Chambre de bébé et couchage : normes de sécurité à respecter
La recommandation officielle de santé publique reste de faire dormir le nourrisson dans la chambre des parents durant les premiers mois, dans son propre lit. Nous observons que beaucoup de jeunes parents aménagent une chambre dédiée dès le huitième mois de grossesse, alors que le bébé n’y dormira pas avant plusieurs semaines.
Priorisez plutôt l’espace de couchage dans votre propre chambre. Un lit à barreaux conforme, un matelas ferme à la dimension exacte du lit, pas de tour de lit, pas de couette, pas de coussin : le couchage du nourrisson se résume à un drap-housse et une gigoteuse. Les accessoires décoratifs vendus en lot (ciel de lit, peluches, coussins de positionnement) n’ont pas leur place dans l’espace de sommeil.
Les erreurs de couchage héritées des générations précédentes
Certaines pratiques autrefois courantes sont aujourd’hui formellement déconseillées. Le sommeil en voiture prolongé hors trajet, l’usage de la nacelle comme lit quotidien ou le couchage sur le ventre figurent parmi les habitudes qui ont évolué avec les données médicales actuelles. Si des grands-parents participent à la garde, un point rapide sur ces règles évite les malentendus.
Liste de naissance : viser la fonctionnalité plutôt que l’exhaustivité
Les listes types que diffusent les enseignes de puériculture comportent souvent une quarantaine de références. Nous recommandons de distinguer trois catégories avant tout achat.
- Le matériel réglementé à acquérir neuf : siège auto groupe 0/0+, lit conforme, matelas adapté. Ces équipements engagent la sécurité du nourrisson et doivent répondre aux normes en vigueur au moment de l’achat.
- Le matériel fonctionnel achetable d’occasion : poussette, transat, vêtements des premiers mois. Le taux de rotation est élevé, l’usure souvent faible, et l’économie significative.
- Le matériel à différer : chaise haute, jouets d’éveil pour les six mois et plus, barrières de sécurité. Acheter trop tôt encombre et génère des dépenses prématurées.
Le siège auto mérite une attention particulière. C’est le seul équipement dont l’installation incorrecte peut avoir des conséquences graves. Nous observons que la majorité des sièges auto sont mal installés lors du premier trajet depuis la maternité. Faites vérifier la pose par un professionnel ou en magasin spécialisé avant le jour J.

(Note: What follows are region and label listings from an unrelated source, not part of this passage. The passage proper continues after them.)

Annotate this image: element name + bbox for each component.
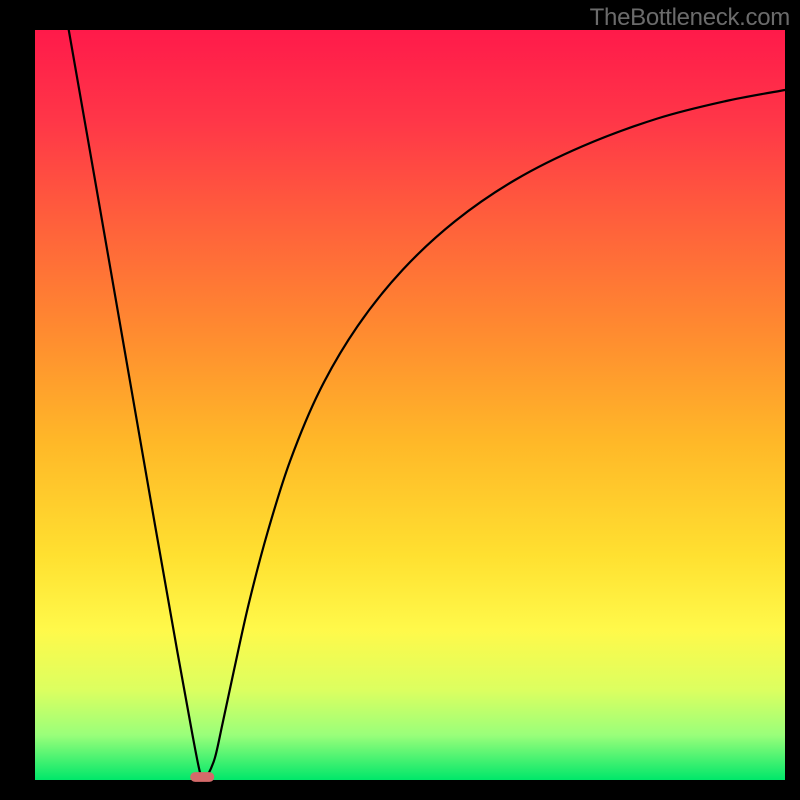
plot-background-gradient [35, 30, 785, 780]
minimum-marker [190, 772, 214, 782]
watermark-text: TheBottleneck.com [590, 4, 790, 32]
bottleneck-chart [0, 0, 800, 800]
chart-frame: { "watermark": { "text": "TheBottleneck.… [0, 0, 800, 800]
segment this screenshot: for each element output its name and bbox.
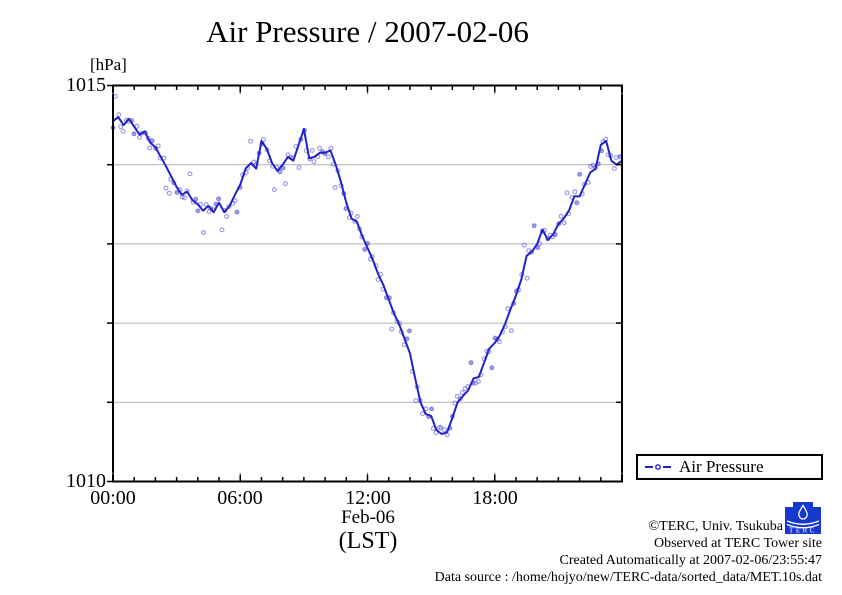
x-tick-label-1200: 12:00 xyxy=(345,487,391,509)
y-tick-label-1015: 1015 xyxy=(66,74,106,96)
x-tick-label-1800: 18:00 xyxy=(472,487,518,509)
plot-frame xyxy=(112,84,623,483)
data-source-path-text: Data source : /home/hojyo/new/TERC-data/… xyxy=(434,570,822,585)
air-pressure-line xyxy=(112,116,623,435)
y-tick-label-1010: 1010 xyxy=(66,470,106,492)
legend-box: Air Pressure xyxy=(636,454,823,480)
legend-label: Air Pressure xyxy=(679,457,764,476)
terc-logo-icon: TERC xyxy=(785,502,821,534)
svg-text:TERC: TERC xyxy=(789,527,817,535)
copyright-text: ©TERC, Univ. Tsukuba xyxy=(648,519,784,534)
observed-site-text: Observed at TERC Tower site xyxy=(653,536,822,551)
x-tick-label-0600: 06:00 xyxy=(217,487,263,509)
x-axis-timezone-label: (LST) xyxy=(338,528,398,554)
y-axis-unit-label: [hPa] xyxy=(90,55,127,74)
chart-title: Air Pressure / 2007-02-06 xyxy=(206,14,529,49)
legend-line-sample-icon xyxy=(645,464,671,470)
created-timestamp-text: Created Automatically at 2007-02-06/23:5… xyxy=(559,553,822,568)
x-axis-date-label: Feb-06 xyxy=(341,507,395,528)
x-tick-label-0000: 00:00 xyxy=(90,487,136,509)
scatter-markers xyxy=(110,93,623,438)
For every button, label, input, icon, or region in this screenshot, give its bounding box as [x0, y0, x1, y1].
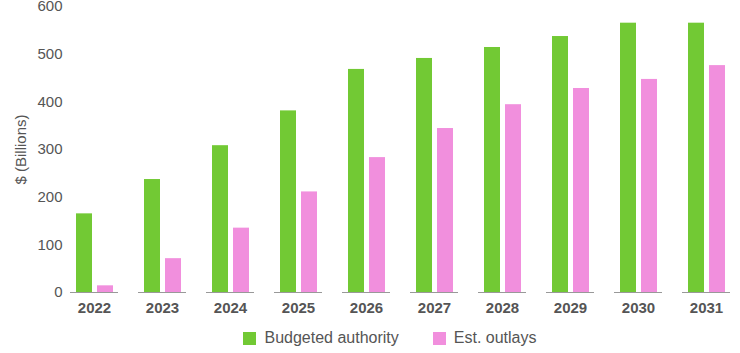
html-text:Budgeted authority: Budgeted authority [264, 329, 399, 346]
svg-text:600: 600 [37, 0, 62, 14]
svg-text:0: 0 [54, 283, 62, 300]
svg-text:2024: 2024 [214, 299, 248, 316]
svg-text:2026: 2026 [350, 299, 383, 316]
svg-text:2030: 2030 [622, 299, 655, 316]
svg-text:2028: 2028 [486, 299, 519, 316]
svg-text:500: 500 [37, 45, 62, 62]
svg-text:2029: 2029 [554, 299, 587, 316]
svg-text:2027: 2027 [418, 299, 451, 316]
svg-text:$ (Billions): $ (Billions) [12, 114, 29, 184]
svg-text:2023: 2023 [146, 299, 179, 316]
svg-text:400: 400 [37, 93, 62, 110]
html-text:Est. outlays: Est. outlays [453, 329, 537, 346]
svg-text:100: 100 [37, 236, 62, 253]
svg-text:300: 300 [37, 140, 62, 157]
svg-text:2031: 2031 [690, 299, 723, 316]
svg-text:200: 200 [37, 188, 62, 205]
svg-text:2022: 2022 [78, 299, 111, 316]
svg-text:2025: 2025 [282, 299, 315, 316]
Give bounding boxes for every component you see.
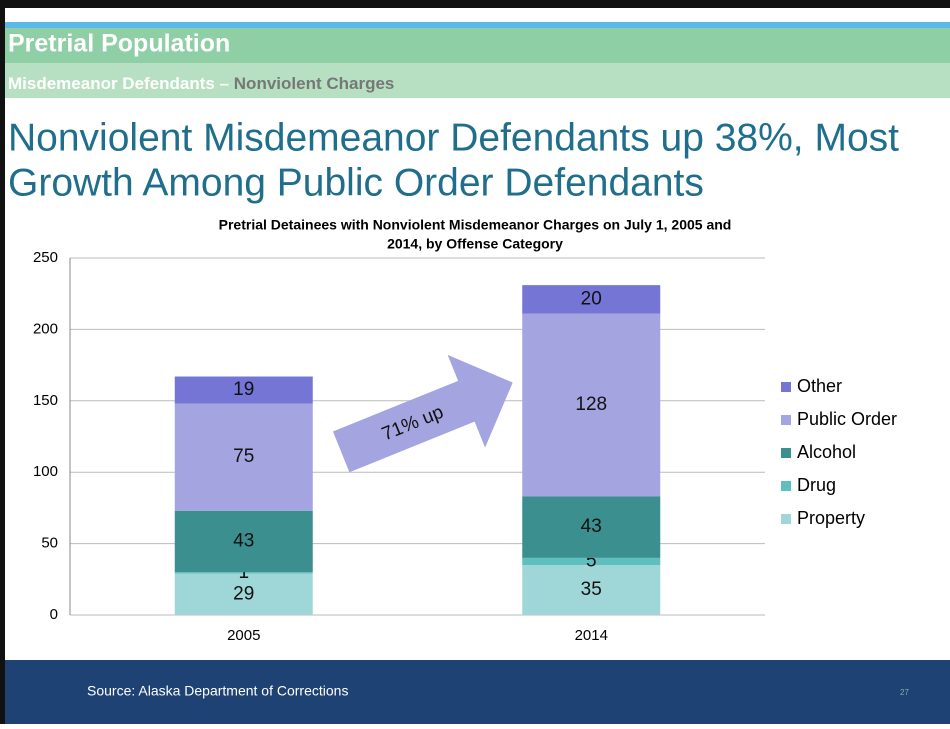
data-label: 43: [233, 530, 254, 551]
y-tick-label: 250: [33, 249, 58, 266]
data-label: 20: [581, 288, 602, 309]
bar-segment: [522, 313, 661, 497]
bar-segment: [522, 565, 661, 615]
data-label: 75: [233, 446, 254, 467]
arrow-shape: [332, 354, 513, 473]
legend-label: Alcohol: [797, 442, 856, 462]
bar-segment: [174, 376, 313, 404]
header-accent: [5, 22, 950, 28]
bar-segment: [522, 557, 661, 566]
data-label: 35: [581, 579, 602, 600]
legend-swatch: [781, 481, 791, 491]
page-number: 27: [900, 688, 909, 697]
legend-label: Public Order: [797, 409, 897, 429]
frame-top: [0, 0, 950, 8]
subheader-part: Nonviolent Charges: [234, 74, 395, 93]
bar-segment: [174, 403, 313, 511]
slide-title: Growth Among Public Order Defendants: [8, 161, 704, 204]
header: Pretrial Population: [8, 30, 230, 58]
legend-swatch: [781, 382, 791, 392]
data-label: 1: [238, 562, 249, 583]
data-label: 128: [575, 394, 607, 415]
y-tick-label: 100: [33, 463, 58, 480]
y-tick-label: 0: [50, 606, 58, 623]
data-label: 19: [233, 379, 254, 400]
header-band: [5, 28, 950, 63]
x-tick-label: 2005: [227, 627, 260, 644]
bar-segment: [174, 510, 313, 573]
y-tick-label: 150: [33, 392, 58, 409]
bar-segment: [174, 572, 313, 574]
legend-swatch: [781, 448, 791, 458]
slide-title: Nonviolent Misdemeanor Defendants up 38%…: [8, 116, 899, 159]
x-tick-label: 2014: [575, 627, 608, 644]
bar-segment: [174, 573, 313, 615]
data-label: 43: [581, 516, 602, 537]
data-label: 5: [586, 550, 597, 571]
y-tick-label: 200: [33, 320, 58, 337]
chart-title: 2014, by Offense Category: [387, 236, 563, 252]
footer-band: [0, 660, 950, 724]
legend-label: Property: [797, 508, 865, 528]
plot: 0 50 100 150 200 250 2005 291 43 75 19 2014 35 5 43 128…: [33, 249, 897, 644]
legend-swatch: [781, 415, 791, 425]
source: Source: Alaska Department of Corrections: [87, 683, 348, 699]
subheader-part: Misdemeanor Defendants –: [8, 74, 234, 93]
chart-title: Pretrial Detainees with Nonviolent Misde…: [219, 217, 732, 233]
legend-swatch: [781, 514, 791, 524]
subheader: Misdemeanor Defendants – Nonviolent Char…: [8, 74, 394, 93]
frame-left: [0, 0, 5, 724]
legend-label: Other: [797, 376, 842, 396]
subheader-band: [5, 63, 950, 98]
legend-label: Drug: [797, 475, 836, 495]
y-tick-label: 50: [41, 535, 58, 552]
data-label: 29: [233, 583, 254, 604]
bar-segment: [522, 496, 661, 558]
frame-left: [0, 660, 5, 724]
bar-segment: [522, 285, 661, 314]
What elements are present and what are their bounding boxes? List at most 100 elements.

Valise de maternité : séparer les affaires de la mère et du nouveau-né
Préparer la valise de maternité en deux sacs distincts simplifie le séjour. Le premier sac contient les affaires de la mère : documents administratifs (carte vitale, livret de famille, dossier de suivi de grossesse), vêtements confortables, produits d’hygiène, protections post-partum.
Le second sac est réservé au nouveau-né :
- Bodies et pyjamas en taille naissance et un mois (prévoir les deux, la taille du bébé étant incertaine)
- Gigoteuse fine adaptée à la saison
- Couches taille 1 et produit de change (liniment ou eau nettoyante)
- Bonnet et chaussettes, même en été (la thermorégulation du nouveau-né est immature)
Le sac du bébé doit être accessible sans ouvrir la valise principale. En salle de naissance, le personnel soignant a besoin du premier body et de la première couche immédiatement.
Retour à la maison et premières semaines : anticiper la récupération post-partum
Le post-partum reste la phase la plus sous-préparée. Les fuites urinaires après l’accouchement concernent une part significative des femmes et justifient une rééducation périnéale précoce. Nous recommandons de prendre rendez-vous avec une sage-femme libérale avant l’accouchement pour sécuriser un créneau dans les semaines qui suivent la naissance.
La préparation logistique du retour concerne aussi l’alimentation du couple. Congeler des repas à partir du septième mois de grossesse, constituer un stock de produits non périssables, identifier un service de livraison de courses à domicile : ces gestes évitent de transformer les premières semaines en course d’obstacles.
Le nouveau congé supplémentaire de naissance change la dynamique du retour à la maison. Avec la possibilité pour les deux parents d’être présents simultanément, la répartition des tâches nocturnes (changes, biberons ou mise au sein) peut s’organiser en relais plutôt qu’en surcharge sur un seul parent. Intégrer ce paramètre dans la préparation de l’arrivée de bébé, c’est passer d’une logique d’équipement à une logique de planification familiale concrète.